To guard against cash shortfalls, I recommend that retailers do the following:
- Create all budgets including cash flow as mentioned above.
- Have your comptroller, accountant or bookkeeper post weekly anticipated cash requirements versus cash inflows to a spreadsheet. Automate the process if possible.
- Have in place a plan to energize cash inflows whenever it becomes evident that there is a cash shortfall looming.
- Create a good banking relationship such that if and when you run short of cash, you can borrow on a short term basis to meet your cash needs.
- Strive to increase your inventory turns to four (4) turns. This is doable but challenging. Many retailers get up to 6 or 7 turns.
- Wherever possible order less on large dated orders in favor of ordering as needed with 30 day terms. This will increase your turn rate and therefore your cash flow.
- Concentrate your purchases in the “A” item group (the 20% of items that produce 80% of sales) and greatly reduce or drop the “C” items.
- Don’t use short term liquidity (cash) for long term capital purchases such as a new store, autos, computer systems, store renovation, etc. Take out a term loan for capital purchases.

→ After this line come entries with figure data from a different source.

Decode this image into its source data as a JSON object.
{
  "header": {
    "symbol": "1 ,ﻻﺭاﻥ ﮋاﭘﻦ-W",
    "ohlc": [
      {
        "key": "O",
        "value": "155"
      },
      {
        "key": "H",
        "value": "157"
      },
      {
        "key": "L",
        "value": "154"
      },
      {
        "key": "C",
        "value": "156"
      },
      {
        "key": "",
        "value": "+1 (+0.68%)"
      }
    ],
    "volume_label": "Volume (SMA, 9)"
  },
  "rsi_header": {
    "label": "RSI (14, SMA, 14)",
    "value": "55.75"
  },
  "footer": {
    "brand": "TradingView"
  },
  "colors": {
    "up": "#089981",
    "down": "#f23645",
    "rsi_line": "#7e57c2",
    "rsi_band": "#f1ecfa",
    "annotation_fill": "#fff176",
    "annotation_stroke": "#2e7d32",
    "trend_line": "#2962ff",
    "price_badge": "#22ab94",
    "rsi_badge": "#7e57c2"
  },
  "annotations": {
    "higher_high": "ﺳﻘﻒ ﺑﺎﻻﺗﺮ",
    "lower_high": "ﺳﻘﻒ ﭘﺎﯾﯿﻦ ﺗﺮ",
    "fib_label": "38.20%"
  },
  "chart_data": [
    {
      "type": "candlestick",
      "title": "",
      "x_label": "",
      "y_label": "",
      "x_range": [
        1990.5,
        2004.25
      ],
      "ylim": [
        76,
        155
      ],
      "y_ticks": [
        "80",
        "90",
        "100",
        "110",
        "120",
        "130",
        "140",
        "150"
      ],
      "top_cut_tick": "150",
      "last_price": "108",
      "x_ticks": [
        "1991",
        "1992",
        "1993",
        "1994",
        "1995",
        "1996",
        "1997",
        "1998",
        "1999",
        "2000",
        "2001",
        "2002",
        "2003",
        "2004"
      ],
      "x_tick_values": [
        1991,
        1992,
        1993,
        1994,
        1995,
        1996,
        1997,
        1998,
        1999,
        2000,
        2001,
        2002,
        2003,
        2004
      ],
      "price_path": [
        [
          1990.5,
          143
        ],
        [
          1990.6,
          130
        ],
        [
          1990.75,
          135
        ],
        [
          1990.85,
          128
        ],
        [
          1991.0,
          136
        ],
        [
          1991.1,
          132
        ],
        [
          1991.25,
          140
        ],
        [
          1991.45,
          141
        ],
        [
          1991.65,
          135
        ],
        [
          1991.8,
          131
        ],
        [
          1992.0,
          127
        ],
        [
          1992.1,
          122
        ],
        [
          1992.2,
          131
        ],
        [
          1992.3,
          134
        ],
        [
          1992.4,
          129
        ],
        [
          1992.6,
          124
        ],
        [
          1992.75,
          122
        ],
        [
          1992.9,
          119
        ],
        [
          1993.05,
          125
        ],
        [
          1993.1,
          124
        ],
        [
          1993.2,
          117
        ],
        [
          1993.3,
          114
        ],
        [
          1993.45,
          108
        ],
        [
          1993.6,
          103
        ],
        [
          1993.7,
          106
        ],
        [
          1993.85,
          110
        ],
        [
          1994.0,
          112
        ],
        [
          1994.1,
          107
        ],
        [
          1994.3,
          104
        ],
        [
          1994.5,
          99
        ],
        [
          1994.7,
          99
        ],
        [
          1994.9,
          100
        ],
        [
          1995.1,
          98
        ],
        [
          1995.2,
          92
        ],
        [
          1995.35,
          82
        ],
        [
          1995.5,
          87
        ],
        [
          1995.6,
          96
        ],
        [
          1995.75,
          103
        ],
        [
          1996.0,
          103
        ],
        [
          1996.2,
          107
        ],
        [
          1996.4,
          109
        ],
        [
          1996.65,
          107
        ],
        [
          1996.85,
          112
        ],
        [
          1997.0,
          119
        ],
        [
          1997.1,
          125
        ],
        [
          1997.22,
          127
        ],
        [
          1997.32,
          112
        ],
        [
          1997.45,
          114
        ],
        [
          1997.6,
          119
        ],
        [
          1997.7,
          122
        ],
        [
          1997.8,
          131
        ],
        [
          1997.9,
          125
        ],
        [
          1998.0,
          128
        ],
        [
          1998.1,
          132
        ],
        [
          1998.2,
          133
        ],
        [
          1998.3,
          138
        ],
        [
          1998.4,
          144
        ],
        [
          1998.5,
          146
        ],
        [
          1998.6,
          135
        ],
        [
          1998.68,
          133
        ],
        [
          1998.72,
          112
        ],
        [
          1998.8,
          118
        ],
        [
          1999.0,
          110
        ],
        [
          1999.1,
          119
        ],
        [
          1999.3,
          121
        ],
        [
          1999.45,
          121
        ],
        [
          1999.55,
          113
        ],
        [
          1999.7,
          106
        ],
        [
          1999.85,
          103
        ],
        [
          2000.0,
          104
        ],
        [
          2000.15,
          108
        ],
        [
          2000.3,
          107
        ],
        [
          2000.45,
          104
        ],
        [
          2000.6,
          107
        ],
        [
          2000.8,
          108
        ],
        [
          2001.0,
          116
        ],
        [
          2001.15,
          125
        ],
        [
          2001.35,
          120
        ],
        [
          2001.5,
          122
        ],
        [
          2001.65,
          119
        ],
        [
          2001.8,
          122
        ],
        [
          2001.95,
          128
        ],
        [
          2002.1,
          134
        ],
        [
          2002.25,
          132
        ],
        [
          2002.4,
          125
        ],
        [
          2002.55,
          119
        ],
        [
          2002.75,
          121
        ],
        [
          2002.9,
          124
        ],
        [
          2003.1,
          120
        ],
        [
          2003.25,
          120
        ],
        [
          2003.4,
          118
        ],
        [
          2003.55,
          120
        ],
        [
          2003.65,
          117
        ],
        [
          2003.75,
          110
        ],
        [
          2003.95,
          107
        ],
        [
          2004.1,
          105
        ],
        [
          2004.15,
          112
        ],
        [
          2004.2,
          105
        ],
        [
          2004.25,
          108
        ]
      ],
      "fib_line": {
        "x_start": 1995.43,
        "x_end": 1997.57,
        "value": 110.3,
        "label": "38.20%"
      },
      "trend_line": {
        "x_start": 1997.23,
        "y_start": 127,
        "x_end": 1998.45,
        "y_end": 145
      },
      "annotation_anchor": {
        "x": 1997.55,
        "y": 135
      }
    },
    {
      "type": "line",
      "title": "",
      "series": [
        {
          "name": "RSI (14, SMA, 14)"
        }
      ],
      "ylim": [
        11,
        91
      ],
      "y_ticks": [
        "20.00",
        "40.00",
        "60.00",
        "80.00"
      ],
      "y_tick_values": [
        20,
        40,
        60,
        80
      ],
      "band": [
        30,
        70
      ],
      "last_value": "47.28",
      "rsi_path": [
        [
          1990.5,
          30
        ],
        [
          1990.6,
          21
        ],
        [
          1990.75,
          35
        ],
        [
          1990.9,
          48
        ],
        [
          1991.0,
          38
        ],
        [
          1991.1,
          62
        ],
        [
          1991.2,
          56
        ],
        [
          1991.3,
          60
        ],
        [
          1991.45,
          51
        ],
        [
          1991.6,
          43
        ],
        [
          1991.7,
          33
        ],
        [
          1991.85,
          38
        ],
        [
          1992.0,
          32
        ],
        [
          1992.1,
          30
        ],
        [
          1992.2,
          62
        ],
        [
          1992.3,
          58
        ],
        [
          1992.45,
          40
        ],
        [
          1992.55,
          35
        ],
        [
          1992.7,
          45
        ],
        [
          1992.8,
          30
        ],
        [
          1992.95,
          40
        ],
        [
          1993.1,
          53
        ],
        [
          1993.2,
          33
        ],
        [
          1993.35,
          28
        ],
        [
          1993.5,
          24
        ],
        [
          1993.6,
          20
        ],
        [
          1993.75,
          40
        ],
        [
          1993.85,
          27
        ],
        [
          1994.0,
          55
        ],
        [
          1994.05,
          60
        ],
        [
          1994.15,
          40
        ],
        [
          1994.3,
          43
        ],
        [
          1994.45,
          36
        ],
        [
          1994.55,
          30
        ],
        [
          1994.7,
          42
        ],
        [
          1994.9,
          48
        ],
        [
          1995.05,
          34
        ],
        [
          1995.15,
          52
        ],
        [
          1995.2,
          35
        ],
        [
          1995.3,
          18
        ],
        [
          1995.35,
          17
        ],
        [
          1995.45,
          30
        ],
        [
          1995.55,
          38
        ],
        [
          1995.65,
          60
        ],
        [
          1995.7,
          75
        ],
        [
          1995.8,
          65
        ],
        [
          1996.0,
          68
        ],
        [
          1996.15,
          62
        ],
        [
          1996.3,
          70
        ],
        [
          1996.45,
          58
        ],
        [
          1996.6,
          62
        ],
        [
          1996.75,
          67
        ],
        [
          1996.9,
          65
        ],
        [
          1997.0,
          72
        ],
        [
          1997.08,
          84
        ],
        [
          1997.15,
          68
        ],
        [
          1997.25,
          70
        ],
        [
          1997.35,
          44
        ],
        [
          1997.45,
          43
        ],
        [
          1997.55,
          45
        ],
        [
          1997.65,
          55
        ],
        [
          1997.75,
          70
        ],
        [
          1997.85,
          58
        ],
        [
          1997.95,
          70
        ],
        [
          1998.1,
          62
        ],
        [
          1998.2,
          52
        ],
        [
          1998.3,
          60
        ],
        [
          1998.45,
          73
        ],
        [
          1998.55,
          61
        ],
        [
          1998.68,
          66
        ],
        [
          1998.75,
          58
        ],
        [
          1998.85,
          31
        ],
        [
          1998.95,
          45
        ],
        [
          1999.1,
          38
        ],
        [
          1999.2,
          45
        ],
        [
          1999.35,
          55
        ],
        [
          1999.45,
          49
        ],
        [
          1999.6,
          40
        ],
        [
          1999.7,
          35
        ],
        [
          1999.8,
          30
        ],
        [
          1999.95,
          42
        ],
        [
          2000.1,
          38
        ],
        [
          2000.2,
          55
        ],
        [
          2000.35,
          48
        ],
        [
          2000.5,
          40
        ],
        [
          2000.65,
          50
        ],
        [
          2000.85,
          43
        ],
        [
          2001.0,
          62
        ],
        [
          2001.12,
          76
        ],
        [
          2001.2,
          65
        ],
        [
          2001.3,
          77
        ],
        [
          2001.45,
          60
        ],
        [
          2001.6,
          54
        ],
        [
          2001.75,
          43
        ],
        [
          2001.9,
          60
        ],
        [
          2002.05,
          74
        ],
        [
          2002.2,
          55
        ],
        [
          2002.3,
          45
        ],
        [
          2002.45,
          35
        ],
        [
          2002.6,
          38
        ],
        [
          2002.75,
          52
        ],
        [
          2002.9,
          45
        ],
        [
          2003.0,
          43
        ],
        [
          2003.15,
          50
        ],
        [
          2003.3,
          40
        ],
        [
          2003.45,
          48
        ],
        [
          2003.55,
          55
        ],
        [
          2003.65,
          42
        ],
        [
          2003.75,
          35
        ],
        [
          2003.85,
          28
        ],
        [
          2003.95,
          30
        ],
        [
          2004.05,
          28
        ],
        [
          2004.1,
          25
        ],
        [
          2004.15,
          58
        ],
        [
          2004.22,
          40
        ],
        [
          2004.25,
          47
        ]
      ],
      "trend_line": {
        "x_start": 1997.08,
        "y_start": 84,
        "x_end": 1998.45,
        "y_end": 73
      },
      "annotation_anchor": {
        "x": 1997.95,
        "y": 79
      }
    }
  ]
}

- Set up a progressive markdown plan for all items that are selling below expectations and whose “weeks of supply” (current on-hand inventory divided by average weekly unit sales) is unduly elevated.
- Wherever possible, increase your margins through vendor relationships, shared markdowns with vendors and modification of your merchandise mix to include items with richer margins. Greater maintained margins will increase profits and therefore cash flow.
Just remember that in the world of business, profits are great but cash is king. Moreover, being liquid will allow you the flexibility to take advantage of opportunistic purchases and opportunities—helping you to avoid those lethal cash flow pitfalls.